«Je ne vous dirai point combien il est dur pour une jeune princesse d’être menée esclave à Maroc avec sa mère: vous concevez assez tout ce que nous eûmes à souffrir dans le vaisseau corsaire. Ma mère était encore très-belle: nos filles d’honneur, nos simples femmes de chambre avaient plus de charmes qu’on n’en peut trouver dans toute l’Afrique; pour moi, j’étais ravissante, j’étais la beauté, la grâce même, et j’étais pucelle; je ne le fus pas longtemps: cette fleur, qui avait été réservée pour le beau prince de Massa-Carrara, me fut ravie par le capitaine corsaire; c’était un nègre abominable, qui croyait encore me faire beaucoup d’honneur. Certes il fallait que Mme la princesse de Palestrine et moi fussions bien fortes pour résister à tout ce que nous éprouvâmes jusqu’à notre arrivée à Maroc! Mais, passons; ce sont des choses si communes qu’elles ne valent pas la peine qu’on en parle.
«Maroc nageait dans le sang quand nous arrivâmes. Cinquante fils de l’empereur Mulei-Ismael[23] avaient chacun leur parti: ce qui produisait en effet cinquante guerres civiles, de noirs contre noirs, de noirs contre basanés, de basanés contre basanés, de mulâtres contre mulâtres: c’était un carnage continuel dans toute l’étendue de l’empire.
«À peine fûmes-nous débarquées que des noirs d’une faction ennemie de celle de mon corsaire se présentèrent pour lui enlever son butin.
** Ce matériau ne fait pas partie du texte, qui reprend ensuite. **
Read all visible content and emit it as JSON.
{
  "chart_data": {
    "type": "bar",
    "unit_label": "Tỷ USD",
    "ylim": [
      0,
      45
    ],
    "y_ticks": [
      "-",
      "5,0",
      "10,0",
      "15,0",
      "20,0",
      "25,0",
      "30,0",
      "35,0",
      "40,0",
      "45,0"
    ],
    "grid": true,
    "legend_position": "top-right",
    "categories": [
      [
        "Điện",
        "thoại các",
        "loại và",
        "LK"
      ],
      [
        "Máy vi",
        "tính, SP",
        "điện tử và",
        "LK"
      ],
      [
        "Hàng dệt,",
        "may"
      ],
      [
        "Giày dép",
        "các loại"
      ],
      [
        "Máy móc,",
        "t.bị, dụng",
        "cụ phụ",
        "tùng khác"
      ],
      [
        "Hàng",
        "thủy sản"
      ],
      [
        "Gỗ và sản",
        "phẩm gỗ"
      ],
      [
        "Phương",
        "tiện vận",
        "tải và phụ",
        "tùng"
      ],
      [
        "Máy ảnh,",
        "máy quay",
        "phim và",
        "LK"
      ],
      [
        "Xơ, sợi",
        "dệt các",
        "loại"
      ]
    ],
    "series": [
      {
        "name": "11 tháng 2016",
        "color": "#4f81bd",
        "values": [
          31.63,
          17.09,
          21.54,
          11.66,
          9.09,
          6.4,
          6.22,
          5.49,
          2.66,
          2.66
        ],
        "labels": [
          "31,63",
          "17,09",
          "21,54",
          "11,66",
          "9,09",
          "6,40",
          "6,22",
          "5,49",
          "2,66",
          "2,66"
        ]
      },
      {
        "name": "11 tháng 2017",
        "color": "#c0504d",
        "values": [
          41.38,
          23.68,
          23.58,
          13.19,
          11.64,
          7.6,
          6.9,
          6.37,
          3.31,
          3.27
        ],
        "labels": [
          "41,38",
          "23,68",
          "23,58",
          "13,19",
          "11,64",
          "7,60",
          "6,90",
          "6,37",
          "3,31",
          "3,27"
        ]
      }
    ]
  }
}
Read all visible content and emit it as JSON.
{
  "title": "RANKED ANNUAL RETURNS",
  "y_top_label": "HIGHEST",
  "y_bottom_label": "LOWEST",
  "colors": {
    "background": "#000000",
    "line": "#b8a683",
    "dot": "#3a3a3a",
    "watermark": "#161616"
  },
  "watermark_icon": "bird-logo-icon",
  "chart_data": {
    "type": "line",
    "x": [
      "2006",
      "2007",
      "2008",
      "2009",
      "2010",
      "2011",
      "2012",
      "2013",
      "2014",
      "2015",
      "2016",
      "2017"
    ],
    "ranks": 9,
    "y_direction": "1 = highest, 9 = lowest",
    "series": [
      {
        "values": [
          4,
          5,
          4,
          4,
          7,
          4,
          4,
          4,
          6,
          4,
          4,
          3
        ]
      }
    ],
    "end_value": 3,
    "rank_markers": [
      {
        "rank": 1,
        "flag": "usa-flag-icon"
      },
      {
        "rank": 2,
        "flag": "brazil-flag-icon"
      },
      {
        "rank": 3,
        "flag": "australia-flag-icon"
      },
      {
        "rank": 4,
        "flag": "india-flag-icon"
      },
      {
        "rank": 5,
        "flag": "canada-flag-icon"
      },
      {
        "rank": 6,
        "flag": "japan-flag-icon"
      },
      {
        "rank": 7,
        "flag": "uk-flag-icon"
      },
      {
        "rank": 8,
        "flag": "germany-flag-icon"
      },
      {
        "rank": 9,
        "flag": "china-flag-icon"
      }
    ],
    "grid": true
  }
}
Nous étions, après les diamants et l’or, ce qu’il avait de plus précieux. Je fus témoin d’un combat tel que vous n’en voyez jamais dans vos climats d’Europe. Les peuples septentrionaux n’ont pas le sang assez ardent; ils n’ont pas la rage des femmes au point où elle est commune en Afrique. Il semble que vos Européens aient du lait dans les veines; c’est du vitriol, c’est du feu qui coule dans celles des habitants du mont Atlas et des pays voisins. On combattit avec la fureur des lions, des tigres, et des serpents de la contrée, pour savoir qui nous aurait. Un Maure saisit ma mère par le bras droit, le lieutenant de mon capitaine la retint par le bras gauche; un soldat maure la prit par une jambe, un de nos pirates la tenait par l’autre. Nos filles se trouvèrent presque toutes en un moment tirées ainsi à quatre soldats. Mon capitaine me tenait cachée derrière lui; il avait le cimeterre au poing, et tuait tout ce qui s’opposait à sa rage. Enfin je vis toutes nos Italiennes et ma mère déchirées, coupées, massacrées par les monstres qui se les disputaient. Les captifs, mes compagnons, ceux qui les avaient pris, soldats, matelots, noirs, basanés, blancs, mulâtres, et enfin mon capitaine, tout fut tué, et je demeurai mourante sur un tas de morts. Des scènes pareilles se passaient, comme on sait, dans l’étendue de plus de trois cents lieues, sans qu’on manquât aux cinq prières par jour ordonnées par Mahomet.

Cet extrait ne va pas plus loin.